Online survey research, a fundamental method for data collection in many scientific studies, is facing an existential threat because of large language models, according to new research published in the Proceedings of the National Academy of Sciences (PNAS). The author of the paper, associate professor of government at Dartmouth and director of the Polarization Research Lab Sean Westwood, created an AI tool he calls "an autonomous synthetic respondent,” which can answer survey questions and “demonstrated a near-flawless ability to bypass the full range” of “state-of-the-art” methods for detecting bots.
According to the paper, the AI agent evaded detection 99.8 percent of the time.
"We can no longer trust that survey responses are coming from real people," Westwood said in a press release. "With survey data tainted by bots, AI can poison the entire knowledge ecosystem.”
Survey research relies on attention check questions (ACQs), behavioral flags, and response pattern analysis to detect inattentive humans or automated bots. Westwood said these methods are now obsolete after his AI agent bypassed the full range of standard ACQs and other detection methods outlined in prominent papers, including one paper designed to detect AI responses. The AI agent also successfully avoided “reverse shibboleth” questions designed to detect nonhuman actors by presenting tasks that an LLM could complete easily, but are nearly impossible for a human.
“Once the reasoning engine decides on a response, the first layer executes the action with a focus on human mimicry,” the paper, titled “The potential existential threat of large language models to online survey research,” says. “To evade automated detection, it simulates realistic reading times calibrated to the persona’s education level, generates human-like mouse movements, and types open-ended responses keystroke by-keystroke, complete with plausible typos and corrections. The system is also designed to accommodate tools for bypassing antibot measures like reCAPTCHA, a common barrier for automated systems.”
The AI, according to the paper, is able to model “a coherent demographic persona,” meaning that in theory someone could sway any online research survey to produce any result they want based on an AI-generated demographic. And it would not take that many fake answers to impact survey results. As the press release for the paper notes, for the seven major national polls before the 2024 election, adding as few as 10 to 52 fake AI responses would have flipped the predicted outcome. Generating these responses would also be incredibly cheap at five cents each. According to the paper, human respondents typically earn $1.50 for completing a survey.
Westwood’s AI agent is a model-agnostic program built in Python, meaning it can be deployed with APIs from big AI companies like OpenAI, Anthropic, or Google, but can also be hosted locally with open-weight models like LLama. The paper used OpenAI’s o4-mini in its testing, but some tasks were also completed with DeepSeek R1, Mistral Large, Claude 3.7 Sonnet, Grok3, Gemini 2.5 Preview, and others, to prove the method works with various LLMs. The agent is given one prompt of about 500 words which tells it what kind of persona to emulate and to answer questions like a human.

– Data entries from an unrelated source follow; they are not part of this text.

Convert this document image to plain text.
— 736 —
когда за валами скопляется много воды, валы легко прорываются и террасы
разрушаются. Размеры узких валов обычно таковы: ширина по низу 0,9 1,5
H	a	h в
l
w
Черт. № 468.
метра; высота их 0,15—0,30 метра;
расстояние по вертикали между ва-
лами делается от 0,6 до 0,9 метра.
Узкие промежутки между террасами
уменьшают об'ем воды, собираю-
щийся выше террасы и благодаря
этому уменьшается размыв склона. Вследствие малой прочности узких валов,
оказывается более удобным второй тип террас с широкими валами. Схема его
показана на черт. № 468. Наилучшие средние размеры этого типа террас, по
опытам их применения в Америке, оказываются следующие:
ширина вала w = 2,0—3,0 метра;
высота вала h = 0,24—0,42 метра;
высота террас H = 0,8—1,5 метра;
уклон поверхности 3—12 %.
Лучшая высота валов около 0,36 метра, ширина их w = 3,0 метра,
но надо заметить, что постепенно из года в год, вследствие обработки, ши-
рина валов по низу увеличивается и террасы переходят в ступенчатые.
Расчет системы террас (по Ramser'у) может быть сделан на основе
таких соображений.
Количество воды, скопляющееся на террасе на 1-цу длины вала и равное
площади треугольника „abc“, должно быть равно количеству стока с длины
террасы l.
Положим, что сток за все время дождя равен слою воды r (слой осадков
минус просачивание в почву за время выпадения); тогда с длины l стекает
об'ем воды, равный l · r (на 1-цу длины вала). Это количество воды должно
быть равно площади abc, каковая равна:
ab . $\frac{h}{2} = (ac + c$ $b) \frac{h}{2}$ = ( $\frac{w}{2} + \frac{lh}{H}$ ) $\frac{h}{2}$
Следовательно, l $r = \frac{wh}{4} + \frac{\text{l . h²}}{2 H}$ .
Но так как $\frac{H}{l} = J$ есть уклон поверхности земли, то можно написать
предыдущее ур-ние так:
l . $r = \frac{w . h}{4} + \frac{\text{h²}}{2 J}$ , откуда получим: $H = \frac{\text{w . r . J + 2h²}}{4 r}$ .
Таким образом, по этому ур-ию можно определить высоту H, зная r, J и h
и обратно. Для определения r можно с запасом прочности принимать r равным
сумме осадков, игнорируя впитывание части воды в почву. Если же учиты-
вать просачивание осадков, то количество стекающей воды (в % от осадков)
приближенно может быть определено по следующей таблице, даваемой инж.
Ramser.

The paper says that there are several ways researchers can deal with the threat of AI agents corrupting survey data, but they come with trade-offs. For example, researchers could do more identity validation on survey participants, but this raises privacy concerns. Meanwhile, the paper says, researchers should be more transparent about how they collect survey data and consider more controlled methods for recruiting participants, like address-based sampling or voter files.
“Ensuring the continued validity of polling and social science research will require exploring and innovating research designs that are resilient to the challenges of an era defined by rapidly evolving artificial intelligence,” the paper said.